For optimal performance, leverage the A100's Tensor Cores by using mixed-precision inference (e.g., FP16 or BF16) where supported by the inference framework. Experiment with different batch sizes to find the sweet spot between throughput and latency. Since the VRAM usage is low, consider running multiple instances of the model concurrently to maximize GPU utilization, especially in a server environment. If you encounter any performance bottlenecks, profile the application to identify the source of the issue and optimize accordingly. Consider using a more aggressive quantization such as q2_k if you want to fit more models on the GPU, but be aware that this might decrease the output quality.

tune Recommended Settings

Batch_Size
12 (adjust based on latency requirements)
Context_Length
128000 (or lower if not needed)
Other_Settings
['Enable CUDA graph capture for reduced latency', 'Experiment with different CUDA scheduling modes', 'Use a high-performance inference server for production deployments']
Inference_Framework
vLLM or TensorRT-LLM
Quantization_Suggested
q3_k_m (or potentially q2_k for higher density)
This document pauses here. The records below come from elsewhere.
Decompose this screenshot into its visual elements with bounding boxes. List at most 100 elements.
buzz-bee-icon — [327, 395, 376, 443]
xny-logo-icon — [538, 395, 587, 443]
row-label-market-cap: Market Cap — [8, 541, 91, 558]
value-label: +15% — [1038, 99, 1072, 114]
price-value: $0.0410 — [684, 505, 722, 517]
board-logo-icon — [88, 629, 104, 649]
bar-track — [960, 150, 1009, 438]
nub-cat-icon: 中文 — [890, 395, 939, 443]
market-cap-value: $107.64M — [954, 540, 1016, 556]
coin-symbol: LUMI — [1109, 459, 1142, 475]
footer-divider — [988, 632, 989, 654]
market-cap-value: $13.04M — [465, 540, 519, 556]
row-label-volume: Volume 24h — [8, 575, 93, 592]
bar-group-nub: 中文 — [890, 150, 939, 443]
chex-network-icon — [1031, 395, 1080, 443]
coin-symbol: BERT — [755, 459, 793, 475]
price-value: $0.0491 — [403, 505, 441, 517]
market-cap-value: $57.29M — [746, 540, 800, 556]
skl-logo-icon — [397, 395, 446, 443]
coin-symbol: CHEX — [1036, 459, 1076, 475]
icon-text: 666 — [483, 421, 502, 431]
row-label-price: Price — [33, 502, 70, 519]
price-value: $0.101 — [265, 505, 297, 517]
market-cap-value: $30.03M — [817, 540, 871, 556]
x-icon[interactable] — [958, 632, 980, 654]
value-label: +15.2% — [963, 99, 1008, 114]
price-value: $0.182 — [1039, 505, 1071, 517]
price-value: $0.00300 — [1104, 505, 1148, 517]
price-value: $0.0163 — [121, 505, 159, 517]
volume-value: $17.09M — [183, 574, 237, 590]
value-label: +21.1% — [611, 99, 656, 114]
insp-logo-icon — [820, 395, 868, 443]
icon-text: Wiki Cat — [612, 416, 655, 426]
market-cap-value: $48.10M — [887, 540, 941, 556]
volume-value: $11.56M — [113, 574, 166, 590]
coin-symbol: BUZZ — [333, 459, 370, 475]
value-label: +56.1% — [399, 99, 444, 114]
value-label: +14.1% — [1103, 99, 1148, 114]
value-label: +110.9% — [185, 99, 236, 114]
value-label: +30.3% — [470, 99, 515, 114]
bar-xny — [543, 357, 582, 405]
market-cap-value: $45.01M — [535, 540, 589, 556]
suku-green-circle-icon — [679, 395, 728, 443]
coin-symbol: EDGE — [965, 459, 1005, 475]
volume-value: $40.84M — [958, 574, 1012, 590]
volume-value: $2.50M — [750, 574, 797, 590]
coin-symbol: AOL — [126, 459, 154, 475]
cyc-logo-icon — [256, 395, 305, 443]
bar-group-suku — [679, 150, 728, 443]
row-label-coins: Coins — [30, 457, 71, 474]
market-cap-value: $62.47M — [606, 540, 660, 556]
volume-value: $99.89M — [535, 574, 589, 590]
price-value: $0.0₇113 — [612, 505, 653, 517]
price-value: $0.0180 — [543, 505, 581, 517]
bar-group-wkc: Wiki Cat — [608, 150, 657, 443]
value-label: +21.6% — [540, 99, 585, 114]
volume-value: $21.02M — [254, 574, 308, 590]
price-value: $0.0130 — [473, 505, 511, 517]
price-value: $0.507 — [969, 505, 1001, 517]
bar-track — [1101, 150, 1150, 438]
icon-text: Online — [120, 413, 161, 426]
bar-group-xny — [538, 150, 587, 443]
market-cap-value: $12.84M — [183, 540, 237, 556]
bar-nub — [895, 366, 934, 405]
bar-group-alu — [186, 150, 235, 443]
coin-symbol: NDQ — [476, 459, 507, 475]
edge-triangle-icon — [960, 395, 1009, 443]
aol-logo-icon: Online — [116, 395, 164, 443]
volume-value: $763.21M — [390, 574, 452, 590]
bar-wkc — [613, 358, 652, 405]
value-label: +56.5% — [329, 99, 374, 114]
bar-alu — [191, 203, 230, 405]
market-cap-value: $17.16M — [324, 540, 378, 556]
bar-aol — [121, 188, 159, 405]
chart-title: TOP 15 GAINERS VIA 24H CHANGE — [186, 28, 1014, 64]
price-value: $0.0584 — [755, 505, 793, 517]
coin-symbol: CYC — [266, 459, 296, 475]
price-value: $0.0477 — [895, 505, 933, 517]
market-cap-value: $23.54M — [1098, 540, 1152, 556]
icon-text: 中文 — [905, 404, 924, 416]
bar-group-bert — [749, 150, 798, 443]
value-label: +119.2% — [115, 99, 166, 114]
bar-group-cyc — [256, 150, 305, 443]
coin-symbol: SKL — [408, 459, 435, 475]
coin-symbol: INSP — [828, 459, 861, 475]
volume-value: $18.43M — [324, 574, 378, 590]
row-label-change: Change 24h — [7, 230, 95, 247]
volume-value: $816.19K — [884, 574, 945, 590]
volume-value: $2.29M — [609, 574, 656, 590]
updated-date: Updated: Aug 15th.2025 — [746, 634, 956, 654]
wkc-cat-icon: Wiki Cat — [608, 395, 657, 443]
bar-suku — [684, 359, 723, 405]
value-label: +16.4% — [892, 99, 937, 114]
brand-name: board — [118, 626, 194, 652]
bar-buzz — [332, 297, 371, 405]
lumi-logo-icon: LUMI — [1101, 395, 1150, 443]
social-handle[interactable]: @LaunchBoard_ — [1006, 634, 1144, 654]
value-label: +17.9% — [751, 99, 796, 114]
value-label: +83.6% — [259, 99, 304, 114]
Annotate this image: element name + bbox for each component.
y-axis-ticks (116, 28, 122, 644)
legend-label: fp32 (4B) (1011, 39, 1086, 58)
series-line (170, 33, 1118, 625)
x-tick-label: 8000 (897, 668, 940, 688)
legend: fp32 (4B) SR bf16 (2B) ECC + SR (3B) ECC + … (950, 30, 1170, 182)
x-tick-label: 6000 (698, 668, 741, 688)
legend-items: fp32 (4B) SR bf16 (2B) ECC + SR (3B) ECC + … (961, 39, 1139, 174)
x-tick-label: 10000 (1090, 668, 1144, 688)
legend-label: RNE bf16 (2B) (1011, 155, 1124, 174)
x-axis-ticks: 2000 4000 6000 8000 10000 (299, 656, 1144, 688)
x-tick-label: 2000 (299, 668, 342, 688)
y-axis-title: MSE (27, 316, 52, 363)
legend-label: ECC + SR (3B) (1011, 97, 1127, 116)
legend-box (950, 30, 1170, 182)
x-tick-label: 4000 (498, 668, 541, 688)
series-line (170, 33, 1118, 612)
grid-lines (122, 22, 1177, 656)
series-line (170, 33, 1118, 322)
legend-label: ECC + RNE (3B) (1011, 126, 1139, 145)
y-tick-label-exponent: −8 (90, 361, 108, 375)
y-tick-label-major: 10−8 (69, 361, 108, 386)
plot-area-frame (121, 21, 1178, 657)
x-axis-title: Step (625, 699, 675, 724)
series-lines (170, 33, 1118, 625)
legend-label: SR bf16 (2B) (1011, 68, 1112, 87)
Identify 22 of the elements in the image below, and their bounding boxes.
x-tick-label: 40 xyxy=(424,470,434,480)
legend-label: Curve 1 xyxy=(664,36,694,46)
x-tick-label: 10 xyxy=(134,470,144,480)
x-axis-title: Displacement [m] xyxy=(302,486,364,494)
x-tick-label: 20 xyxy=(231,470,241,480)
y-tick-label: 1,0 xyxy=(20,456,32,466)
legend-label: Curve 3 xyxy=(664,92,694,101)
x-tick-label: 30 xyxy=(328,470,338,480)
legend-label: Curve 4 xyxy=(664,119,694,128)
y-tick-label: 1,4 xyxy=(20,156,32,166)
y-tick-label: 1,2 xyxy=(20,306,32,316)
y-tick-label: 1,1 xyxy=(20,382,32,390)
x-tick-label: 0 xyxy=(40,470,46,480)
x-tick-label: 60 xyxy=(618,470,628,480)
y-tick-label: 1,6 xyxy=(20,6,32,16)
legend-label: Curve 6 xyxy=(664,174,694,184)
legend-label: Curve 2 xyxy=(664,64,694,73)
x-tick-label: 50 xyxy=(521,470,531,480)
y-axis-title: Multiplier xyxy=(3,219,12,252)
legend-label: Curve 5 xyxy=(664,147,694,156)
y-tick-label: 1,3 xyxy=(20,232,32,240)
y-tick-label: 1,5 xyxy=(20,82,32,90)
help Frequently Asked Questions

Is Phi-3 Medium 14B (14.00B) compatible with NVIDIA A100 40GB? expand_more
Yes, Phi-3 Medium 14B is perfectly compatible with the NVIDIA A100 40GB, even with substantial headroom.
What VRAM is needed for Phi-3 Medium 14B (14.00B)? expand_more
With q3_k_m quantization, Phi-3 Medium 14B requires approximately 5.6GB of VRAM.
How fast will Phi-3 Medium 14B (14.00B) run on NVIDIA A100 40GB? expand_more
Expect approximately 78 tokens per second with q3_k_m quantization and a reasonable batch size. This may vary based on the specific inference framework and settings used.